The `calcNormCounts()` and `calcCopyNumber()` functions take the count matrix in the main `assay` slot of of the `TapestriExperiment`, perform their operation, and save the result to new `assay` slots, which can be accessed using `assay()` or listed using `assays()`. Assays in the `SingleCellExperiment` sense are sets of measurements for the same set of samples (columns) and features (rows). For the `counts`, `normcounts` and `copyNumber` assays, the features (probes) and samples (cell barcodes) are the same.

```{r}
assays(cellmix.subset)
```

`calcSmoothCopyNumber()` produces one smoothed copy number score for each chromosome and cell. Since the features here are chromosomes, no longer probes, the values get saved to an `altExp` (alternate experiment) slot, which allows for measurements from the same samples (cell barcodes), with a different feature set than the top-level experiment in the `TapestriExperiment` object (i.e. probes vs. chromosomes).

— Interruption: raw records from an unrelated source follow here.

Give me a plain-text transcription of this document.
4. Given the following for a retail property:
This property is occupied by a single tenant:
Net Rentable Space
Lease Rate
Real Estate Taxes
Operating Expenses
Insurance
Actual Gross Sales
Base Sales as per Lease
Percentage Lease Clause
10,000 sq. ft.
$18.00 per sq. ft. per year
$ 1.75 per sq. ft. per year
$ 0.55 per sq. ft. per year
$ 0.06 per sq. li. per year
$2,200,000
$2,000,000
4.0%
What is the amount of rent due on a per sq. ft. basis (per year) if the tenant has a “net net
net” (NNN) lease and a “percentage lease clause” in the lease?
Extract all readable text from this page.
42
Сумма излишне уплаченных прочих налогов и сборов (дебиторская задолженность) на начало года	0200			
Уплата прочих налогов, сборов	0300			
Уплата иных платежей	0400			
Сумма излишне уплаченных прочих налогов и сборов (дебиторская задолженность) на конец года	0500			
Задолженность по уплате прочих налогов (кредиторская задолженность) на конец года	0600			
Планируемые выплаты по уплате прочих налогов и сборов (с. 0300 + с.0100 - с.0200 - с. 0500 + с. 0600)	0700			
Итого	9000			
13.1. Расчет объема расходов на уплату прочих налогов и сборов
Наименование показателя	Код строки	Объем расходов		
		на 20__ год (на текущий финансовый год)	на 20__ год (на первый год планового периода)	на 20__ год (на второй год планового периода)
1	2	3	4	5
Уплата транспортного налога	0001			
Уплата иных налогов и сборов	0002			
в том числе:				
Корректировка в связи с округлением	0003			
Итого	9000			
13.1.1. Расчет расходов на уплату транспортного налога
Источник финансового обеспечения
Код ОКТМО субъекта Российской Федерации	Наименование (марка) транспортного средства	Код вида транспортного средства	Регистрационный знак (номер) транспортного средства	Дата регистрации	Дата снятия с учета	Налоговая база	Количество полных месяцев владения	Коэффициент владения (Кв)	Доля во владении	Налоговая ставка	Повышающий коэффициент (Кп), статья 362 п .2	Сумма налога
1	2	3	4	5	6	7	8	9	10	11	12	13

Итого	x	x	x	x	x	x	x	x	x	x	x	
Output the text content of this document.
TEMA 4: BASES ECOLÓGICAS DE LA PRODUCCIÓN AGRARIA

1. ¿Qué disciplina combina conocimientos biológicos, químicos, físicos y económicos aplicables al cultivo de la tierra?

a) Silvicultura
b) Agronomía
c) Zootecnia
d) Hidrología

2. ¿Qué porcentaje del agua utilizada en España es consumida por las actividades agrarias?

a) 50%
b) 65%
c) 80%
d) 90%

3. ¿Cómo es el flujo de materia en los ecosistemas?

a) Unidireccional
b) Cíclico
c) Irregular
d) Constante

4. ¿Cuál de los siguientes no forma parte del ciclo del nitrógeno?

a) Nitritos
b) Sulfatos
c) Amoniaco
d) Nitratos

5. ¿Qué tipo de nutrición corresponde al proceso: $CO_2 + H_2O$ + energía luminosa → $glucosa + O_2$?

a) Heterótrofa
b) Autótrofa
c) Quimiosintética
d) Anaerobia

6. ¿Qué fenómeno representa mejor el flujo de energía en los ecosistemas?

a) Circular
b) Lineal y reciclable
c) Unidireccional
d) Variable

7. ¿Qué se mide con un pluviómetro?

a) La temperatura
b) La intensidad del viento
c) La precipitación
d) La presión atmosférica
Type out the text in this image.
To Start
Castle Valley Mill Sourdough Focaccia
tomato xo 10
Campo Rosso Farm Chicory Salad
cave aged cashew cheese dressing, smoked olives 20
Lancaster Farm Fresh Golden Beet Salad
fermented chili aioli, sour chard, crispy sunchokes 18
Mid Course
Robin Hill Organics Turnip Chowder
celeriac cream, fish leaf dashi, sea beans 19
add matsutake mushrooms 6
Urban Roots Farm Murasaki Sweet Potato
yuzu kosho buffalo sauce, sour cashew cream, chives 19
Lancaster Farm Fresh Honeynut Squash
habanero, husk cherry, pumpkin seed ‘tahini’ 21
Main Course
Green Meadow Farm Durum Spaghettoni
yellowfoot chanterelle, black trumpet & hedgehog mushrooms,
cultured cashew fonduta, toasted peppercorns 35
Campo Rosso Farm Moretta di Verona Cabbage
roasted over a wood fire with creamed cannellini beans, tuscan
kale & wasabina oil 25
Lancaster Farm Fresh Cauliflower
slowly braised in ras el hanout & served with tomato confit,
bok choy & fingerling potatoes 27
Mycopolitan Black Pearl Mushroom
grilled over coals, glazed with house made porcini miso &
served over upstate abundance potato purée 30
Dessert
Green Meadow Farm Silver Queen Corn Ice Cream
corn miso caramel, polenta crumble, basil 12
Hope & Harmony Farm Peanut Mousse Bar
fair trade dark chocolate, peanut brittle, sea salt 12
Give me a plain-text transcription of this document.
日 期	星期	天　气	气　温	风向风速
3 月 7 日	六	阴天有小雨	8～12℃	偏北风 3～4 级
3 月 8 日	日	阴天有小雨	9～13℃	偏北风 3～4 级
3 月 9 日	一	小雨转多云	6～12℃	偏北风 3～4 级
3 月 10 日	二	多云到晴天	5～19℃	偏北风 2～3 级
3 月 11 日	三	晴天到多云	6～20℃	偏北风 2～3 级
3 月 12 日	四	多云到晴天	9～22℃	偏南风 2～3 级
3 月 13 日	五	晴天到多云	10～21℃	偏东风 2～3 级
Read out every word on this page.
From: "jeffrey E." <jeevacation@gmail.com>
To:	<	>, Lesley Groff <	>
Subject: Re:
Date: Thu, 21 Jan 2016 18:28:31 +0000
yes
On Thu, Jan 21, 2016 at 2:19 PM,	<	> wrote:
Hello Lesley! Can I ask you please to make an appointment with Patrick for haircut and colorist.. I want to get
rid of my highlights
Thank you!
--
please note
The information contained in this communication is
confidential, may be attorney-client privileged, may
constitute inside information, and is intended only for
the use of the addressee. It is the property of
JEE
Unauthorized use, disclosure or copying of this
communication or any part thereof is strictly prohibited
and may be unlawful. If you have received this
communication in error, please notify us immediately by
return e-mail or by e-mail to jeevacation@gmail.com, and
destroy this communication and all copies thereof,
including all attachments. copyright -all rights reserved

```{r copy number calc smooth}
cellmix.subset <- calcSmoothCopyNumber(cellmix.subset)
```

Visualization of the copy number scores reveals the heterogeneity. Here we're showing the copy number scores by probe, and the smoothed copy number scores by whole chromosome and by chromosome arm. See the documentation for `assayHeatmap()` for details on customization.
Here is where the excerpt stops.